Dr Pereira’s approaching car slowed down; he rolled down the window to shoo the beggars away, as he believed they brought the Sacred a bad name. Then he heard that sickly but clean-cut boy gently shepherding a woman shouting “Excuse me, sir. Excuse me, madam,” to no one in particular. Dr Pereira could tell a well-mannered boy when he saw one, and the older woman holding his hand seemed to be in a lot of pain. Dr Pereira motioned them to get in the car. A beggar who excused himself before making his begging pitch was already making an effort to leave all that behind, Dr Pereira believed. A beggar with good manners deserved a chance to be asked a question or two.

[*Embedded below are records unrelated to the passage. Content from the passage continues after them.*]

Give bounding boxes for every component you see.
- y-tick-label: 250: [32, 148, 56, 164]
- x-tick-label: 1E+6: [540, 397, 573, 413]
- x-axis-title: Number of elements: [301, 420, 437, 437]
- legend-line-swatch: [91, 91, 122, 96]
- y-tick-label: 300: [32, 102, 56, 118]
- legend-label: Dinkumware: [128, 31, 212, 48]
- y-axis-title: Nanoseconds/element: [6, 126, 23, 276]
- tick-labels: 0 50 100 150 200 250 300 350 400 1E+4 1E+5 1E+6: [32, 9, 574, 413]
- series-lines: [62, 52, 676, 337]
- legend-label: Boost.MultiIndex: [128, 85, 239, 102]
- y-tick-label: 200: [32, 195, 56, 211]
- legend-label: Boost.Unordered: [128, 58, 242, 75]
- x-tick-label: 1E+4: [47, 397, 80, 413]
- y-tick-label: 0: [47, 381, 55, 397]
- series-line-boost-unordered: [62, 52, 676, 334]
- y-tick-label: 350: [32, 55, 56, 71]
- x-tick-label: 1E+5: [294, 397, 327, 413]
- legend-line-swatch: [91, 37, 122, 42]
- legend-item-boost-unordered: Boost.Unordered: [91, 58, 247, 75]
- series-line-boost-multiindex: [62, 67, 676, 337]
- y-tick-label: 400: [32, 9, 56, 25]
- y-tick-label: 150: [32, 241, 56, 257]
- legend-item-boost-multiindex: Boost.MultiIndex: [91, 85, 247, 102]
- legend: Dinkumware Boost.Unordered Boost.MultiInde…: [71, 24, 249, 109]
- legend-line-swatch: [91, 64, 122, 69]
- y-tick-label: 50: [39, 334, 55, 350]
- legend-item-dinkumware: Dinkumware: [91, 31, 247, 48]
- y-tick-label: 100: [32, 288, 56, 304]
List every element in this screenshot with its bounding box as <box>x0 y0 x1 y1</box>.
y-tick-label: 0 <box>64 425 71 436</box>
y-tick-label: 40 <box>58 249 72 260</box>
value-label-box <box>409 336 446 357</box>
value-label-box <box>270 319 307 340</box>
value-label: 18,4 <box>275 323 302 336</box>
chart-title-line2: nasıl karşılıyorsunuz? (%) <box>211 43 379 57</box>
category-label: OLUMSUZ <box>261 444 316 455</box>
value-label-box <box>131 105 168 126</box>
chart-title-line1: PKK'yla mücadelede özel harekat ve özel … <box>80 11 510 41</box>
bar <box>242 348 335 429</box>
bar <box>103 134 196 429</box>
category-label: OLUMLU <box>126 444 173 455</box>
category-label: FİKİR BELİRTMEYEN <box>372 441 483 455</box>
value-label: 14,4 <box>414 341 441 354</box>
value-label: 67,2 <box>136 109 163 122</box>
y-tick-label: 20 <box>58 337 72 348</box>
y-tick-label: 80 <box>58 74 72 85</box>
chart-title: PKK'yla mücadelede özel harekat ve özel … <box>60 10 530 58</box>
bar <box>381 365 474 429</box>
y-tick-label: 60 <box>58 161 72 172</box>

Noor first settled his mother in the back seat, then climbed confidently into the front as if he had been waiting there for a lift. His confidence came from the fact that having spent his childhood behind the closed gates of the Borstal, he would have liked to barge through any door that opened for him. Walking into a room and behaving as if the room belonged to him was something that Noor had already learnt, at a time when other boys his age were only hanging from the windowsills looking in. He was sure that his secret code would work.
And now he sits in the room where Dr Pereira and his colleagues are arguing whether candidate Alice Bhatti has the strength of character to withstand the pressures of a busy public hospital. Noor might be sitting in a corner, but he is sitting on a chair. He will have to go and fetch tea in a while, but right now he is sitting on a chair taking notes, dutifully recording the minutes of the job interview. He knows that his words in the register will be the only record of this meeting. He leaves out Ortho Sir’s stories, Hina Alvi’s smile and Dr Pereira’s despair, and since he is not required to record what he does in his breaks, there will be no mention of his little encounter with Teddy Butt around an electricity pole. A record of a meeting is not everything that happens in a meeting; sometimes it’s better to leave things unwritten. Dr Pereira has encouraged him to make his own choices. Dr Pereira says that sacred texts as well as profane novels don’t record everything.
Like most things in life, the result of this job interview depends on many things. Some of these things have happened long before the interview. Noor had tried to advise Alice Bhatti about the potential problems in the interview. “Whatever you say, don’t get angry. And don’t mention Borstal.” And Alice Bhatti had shouted back in a mock-angry schoolteacher’s voice, “What Borstal, you little bastard?” Noor was scared for a moment, then he shouted back, “Good. Now try saying that with a smile.”
He is relieved that Alice has managed to control her free-floating anger in the interview and that her time spent in the Borstal hasn’t come up. It isn’t as if she stole from her patients or cheated in her exams. She only almost killed a famous surgeon and did time for it. Noor knows that Alice is the kind of person who’ll return a favour by saying fuck you too. He also knows that her fatal flaw is not her family background, but her total inability to say simple things like ‘excuse me’ and ‘thank you’.